Kecerdasan Buatan (AI): Pengantar & Jenis-jenisnya
⚡ Ringkasan Cerdas
Kecerdasan Buatan (AI) memungkinkan mesin untuk melakukan fungsi kognitif seperti persepsi, pembelajaran, penalaran, dan pemecahan masalah seperti manusia. Tutorial ini membahas definisi, sejarah, tujuan, subbidang, dan jenis AI, serta menjelaskan perbedaannya dengan pembelajaran mesin dan mengapa AI berkembang pesat saat ini.

Apa itu Inteligensi Buatan (AI)?
AI (Kecerdasan Buatan) AI adalah kemampuan mesin untuk melakukan fungsi kognitif seperti yang dilakukan manusia, seperti persepsi, pembelajaran, penalaran, dan pemecahan masalah. Tolok ukur AI adalah tingkat kemampuan manusia dalam hal penalaran, ucapan, dan penglihatan.
Dalam tutorial Kecerdasan Buatan ini, Anda akan mempelajari dasar-dasar AI yang dibahas di bagian-bagian berikut.
Bagaimana AI Menciptakan Nilai Bisnis
Saat ini, AI digunakan di hampir semua industri, memberikan keunggulan teknologi bagi perusahaan yang mengintegrasikannya dalam skala besar. Menurut McKinsey, AI berpotensi menciptakan nilai sebesar $600 miliar di sektor ritel dan memberikan nilai tambah 50% lebih banyak di sektor perbankan dibandingkan dengan teknik analitik lainnya. Di sektor transportasi dan logistik, potensi peningkatan pendapatan mencapai hingga 89%.
Sebagai contoh, jika sebuah organisasi menggunakan AI untuk tim pemasarannya, mereka dapat mengotomatiskan tugas-tugas yang membosankan dan berulang sehingga perwakilan penjualan dapat fokus pada membangun hubungan dan memelihara prospek.
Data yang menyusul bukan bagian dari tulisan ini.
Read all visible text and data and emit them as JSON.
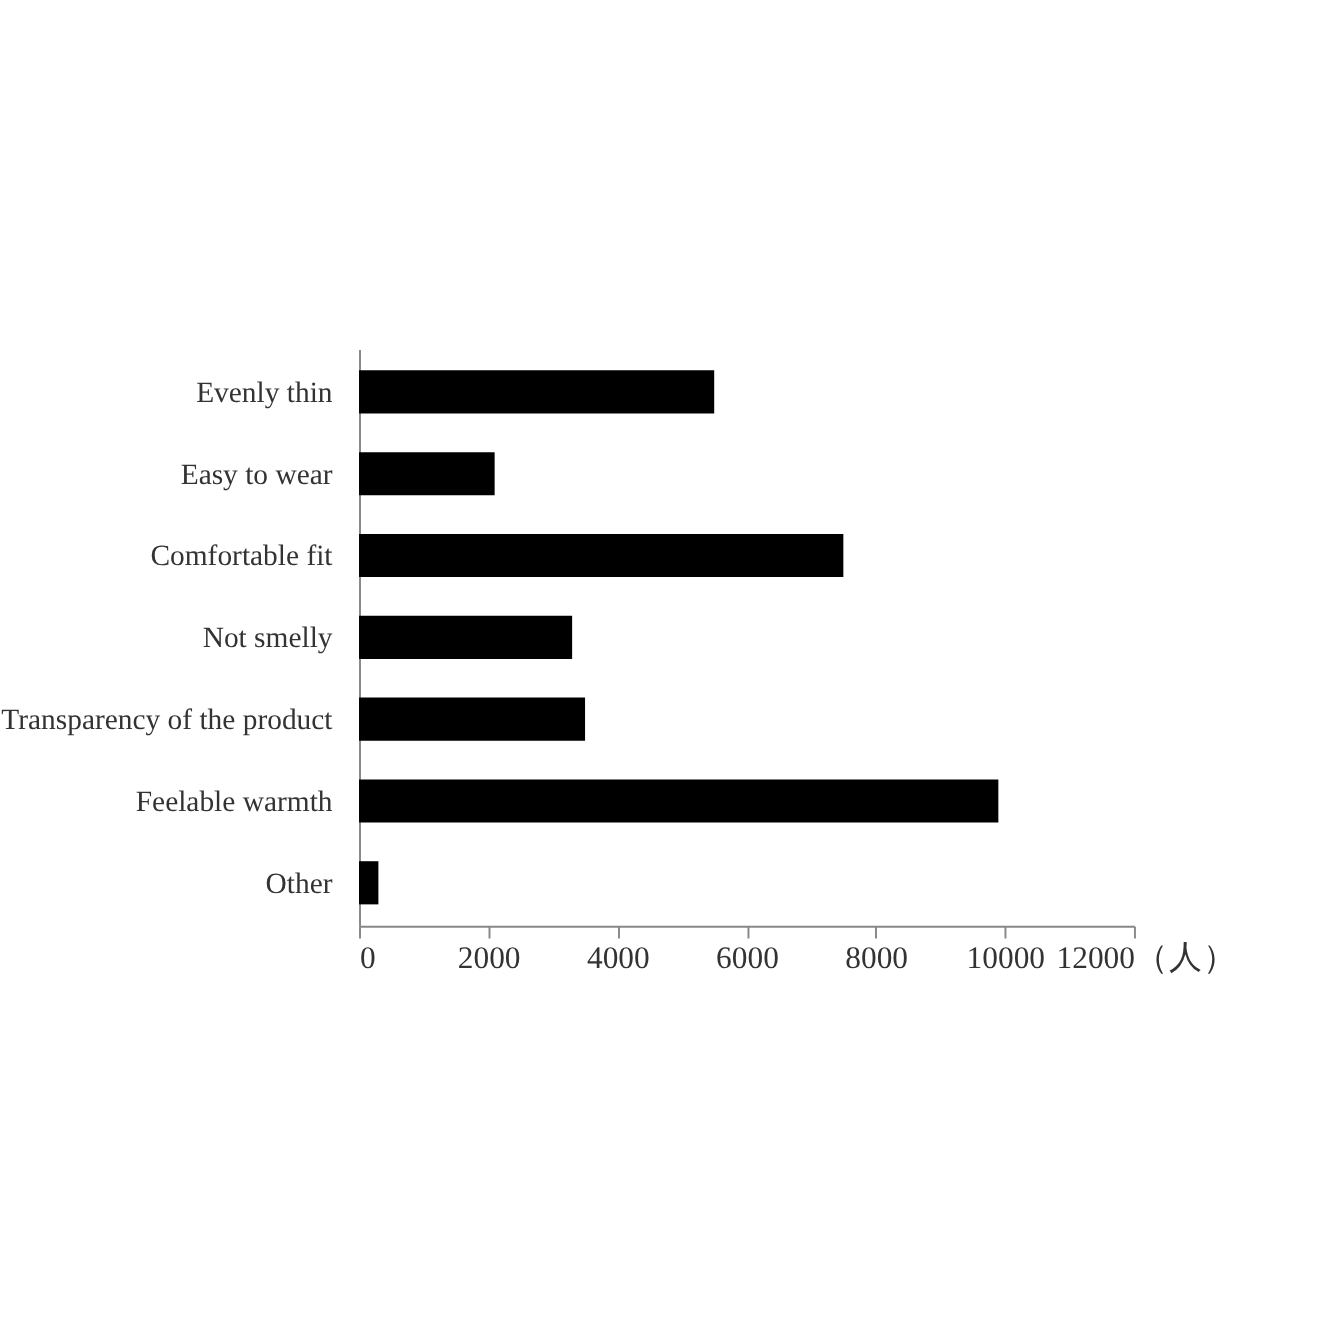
{
  "chart_data": {
    "type": "bar",
    "orientation": "horizontal",
    "xlabel": "（人）",
    "categories": [
      "Evenly thin",
      "Easy to wear",
      "Comfortable fit",
      "Not smelly",
      "Transparency of the product",
      "Feelable warmth",
      "Other"
    ],
    "values": [
      5500,
      2100,
      7500,
      3300,
      3500,
      9900,
      300
    ],
    "color": "#000000",
    "xlim": [
      0,
      12000
    ],
    "xticks": [
      0,
      2000,
      4000,
      6000,
      8000,
      10000,
      12000
    ],
    "grid": false
  }
}
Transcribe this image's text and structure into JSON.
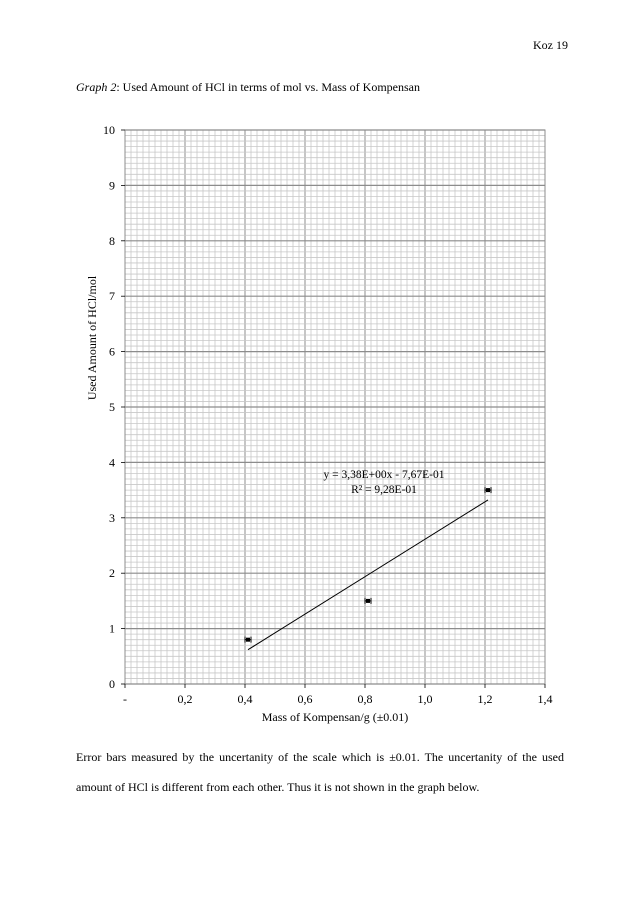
{
  "page": {
    "header": "Koz 19",
    "caption_italic": "Graph 2",
    "caption_rest": ": Used Amount of HCl in terms of mol vs. Mass of Kompensan",
    "paragraph": "Error bars measured by the uncertanity of the scale which is ±0.01. The uncertanity of the used amount of HCl is different from each other. Thus it is not shown in the graph below."
  },
  "chart_data": {
    "type": "scatter",
    "title": "",
    "xlabel": "Mass of Kompensan/g (±0.01)",
    "ylabel": "Used Amount of HCl/mol",
    "xlim": [
      0,
      1.4
    ],
    "ylim": [
      0,
      10
    ],
    "x_tick_labels": [
      "-",
      "0,2",
      "0,4",
      "0,6",
      "0,8",
      "1,0",
      "1,2",
      "1,4"
    ],
    "y_tick_labels": [
      "0",
      "1",
      "2",
      "3",
      "4",
      "5",
      "6",
      "7",
      "8",
      "9",
      "10"
    ],
    "grid": true,
    "points": [
      {
        "x": 0.41,
        "y": 0.8,
        "x_err": 0.01
      },
      {
        "x": 0.81,
        "y": 1.5,
        "x_err": 0.01
      },
      {
        "x": 1.21,
        "y": 3.5,
        "x_err": 0.01
      }
    ],
    "trendline": {
      "type": "linear",
      "slope": 3.38,
      "intercept": -0.767,
      "x_range": [
        0.41,
        1.21
      ],
      "equation_label": "y = 3,38E+00x - 7,67E-01",
      "r2_label": "R² = 9,28E-01"
    },
    "colors": {
      "grid_minor": "#c8c8c8",
      "grid_major": "#8c8c8c",
      "series": "#000000"
    }
  }
}
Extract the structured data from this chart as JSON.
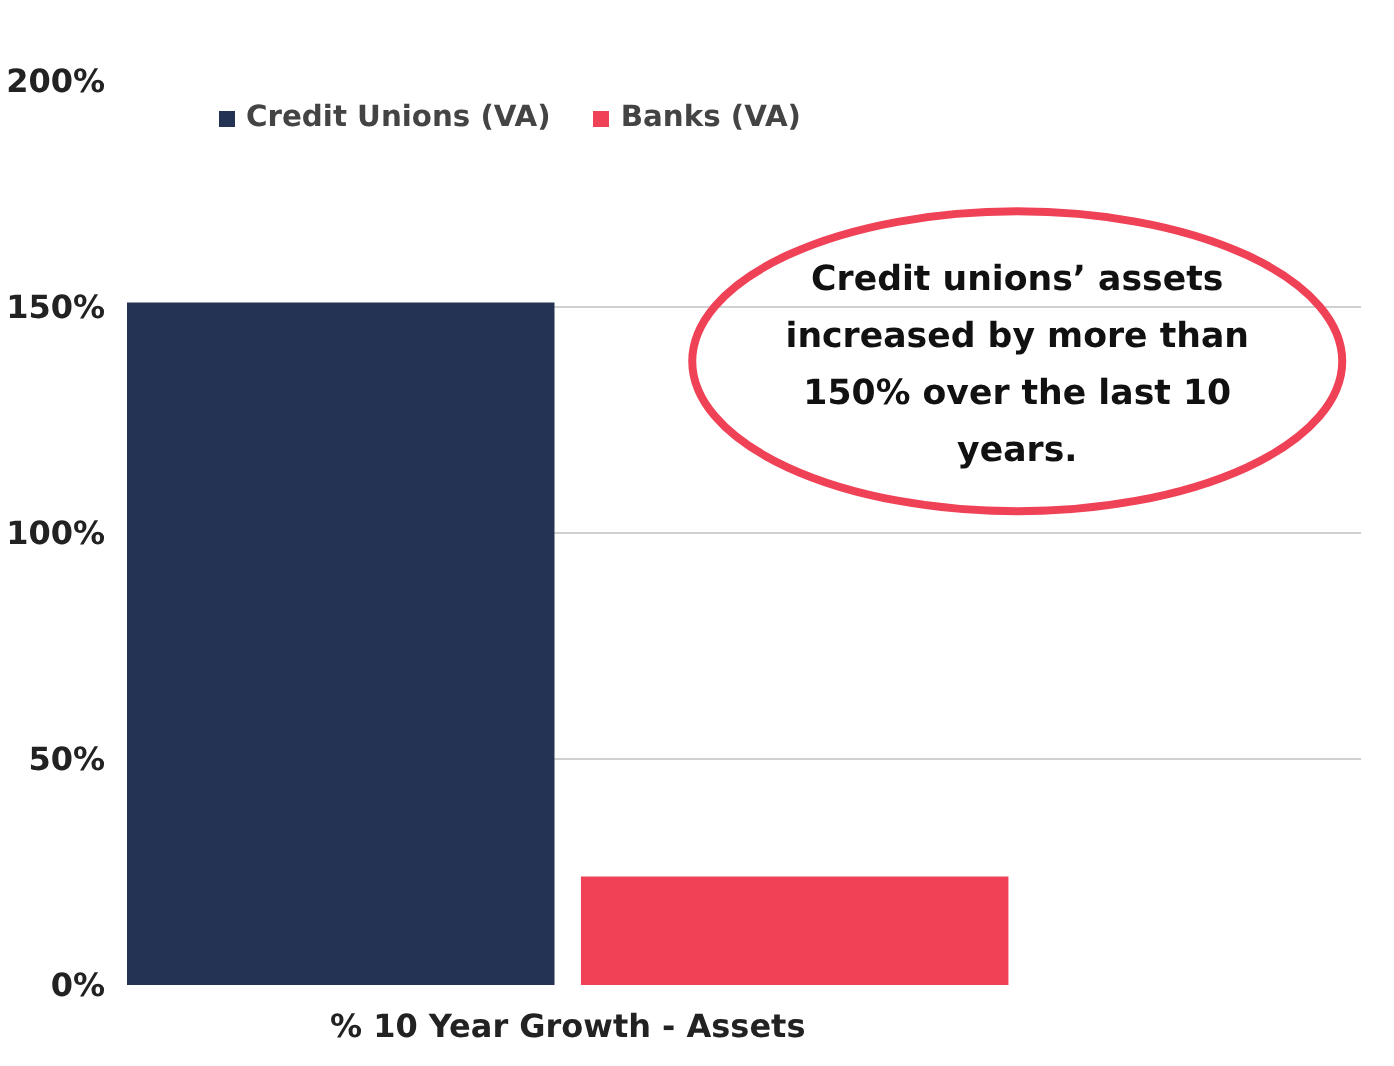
{
  "chart_data": {
    "type": "bar",
    "categories": [
      "% 10 Year Growth - Assets"
    ],
    "series": [
      {
        "name": "Credit Unions (VA)",
        "color": "#243353",
        "values": [
          151
        ]
      },
      {
        "name": "Banks (VA)",
        "color": "#f04257",
        "values": [
          24
        ]
      }
    ],
    "ylim": [
      0,
      200
    ],
    "yticks": [
      {
        "value": 0,
        "label": "0%"
      },
      {
        "value": 50,
        "label": "50%"
      },
      {
        "value": 100,
        "label": "100%"
      },
      {
        "value": 150,
        "label": "150%"
      },
      {
        "value": 200,
        "label": "200%"
      }
    ],
    "grid": "y",
    "legend": "top",
    "annotations": [
      "Credit unions’ assets increased by more than 150% over the last 10 years."
    ]
  }
}
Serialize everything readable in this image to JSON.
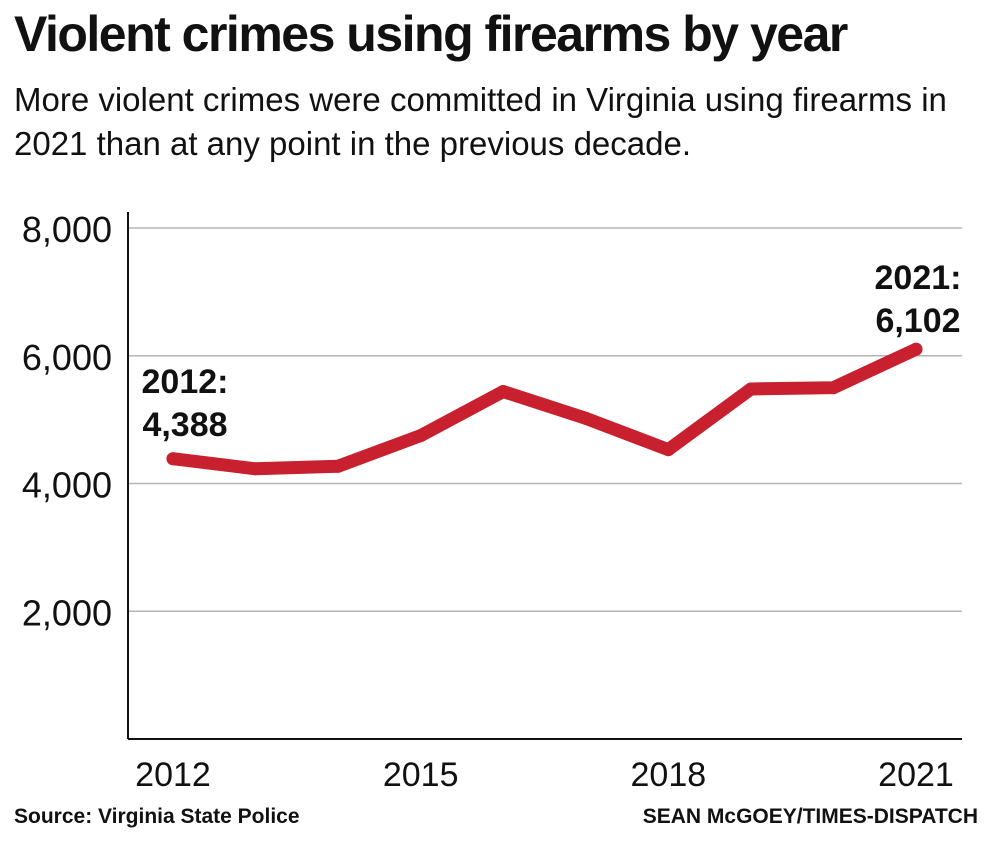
{
  "title": "Violent crimes using firearms by  year",
  "subtitle": "More violent crimes were committed in Virginia using firearms in 2021 than at any point in the previous decade.",
  "source": "Source: Virginia State Police",
  "credit": "SEAN McGOEY/TIMES-DISPATCH",
  "colors": {
    "line": "#c8202f",
    "grid": "#b5b5b5",
    "axis": "#111111"
  },
  "chart_data": {
    "type": "line",
    "title": "Violent crimes using firearms by  year",
    "xlabel": "",
    "ylabel": "",
    "x": [
      2012,
      2013,
      2014,
      2015,
      2016,
      2017,
      2018,
      2019,
      2020,
      2021
    ],
    "series": [
      {
        "values": [
          4388,
          4230,
          4270,
          4750,
          5440,
          5020,
          4530,
          5480,
          5500,
          6102
        ]
      }
    ],
    "ylim": [
      0,
      8000
    ],
    "xlim": [
      2012,
      2021
    ],
    "yticks": [
      2000,
      4000,
      6000,
      8000
    ],
    "ytick_labels": [
      "2,000",
      "4,000",
      "6,000",
      "8,000"
    ],
    "xticks": [
      2012,
      2015,
      2018,
      2021
    ],
    "xtick_labels": [
      "2012",
      "2015",
      "2018",
      "2021"
    ],
    "grid": "horizontal",
    "annotations": [
      {
        "year": "2012:",
        "value": "4,388"
      },
      {
        "year": "2021:",
        "value": "6,102"
      }
    ]
  }
}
Sebuah perusahaan bernama Gong menyediakan layanan kecerdasan percakapan: setiap kali perwakilan penjualan melakukan panggilan, mesin merekam, mentranskripsikan, dan menganalisis percakapan tersebut, dan manajer menggunakan analitik dan rekomendasi AI untuk membentuk strategi yang unggul.
Singkatnya, AI menyediakan teknologi mutakhir untuk menangani data kompleks yang tidak dapat diproses manusia sendirian. AI mengotomatiskan pekerjaan yang berulang sehingga pekerja dapat fokus pada tugas-tugas bernilai tinggi, dan jika diimplementasikan dalam skala besar, AI dapat mengurangi biaya dan meningkatkan pendapatan.
Sejarah Kecerdasan Buatan
Kecerdasan Buatan (AI) adalah istilah yang sedang populer saat ini, tetapi istilah ini bukanlah hal baru. Pada tahun 1956, para ahli dari berbagai latar belakang menyelenggarakan proyek penelitian musim panas tentang AI. Empat pemikir brilian memimpin proyek ini: John McCarthy (Dartmouth College), Marvin Minsky (Harvard University), Nathaniel Rochester (IBM), dan Claude Shannon (Bell Telephone Laboratories). Berikut adalah sejarah singkat AI.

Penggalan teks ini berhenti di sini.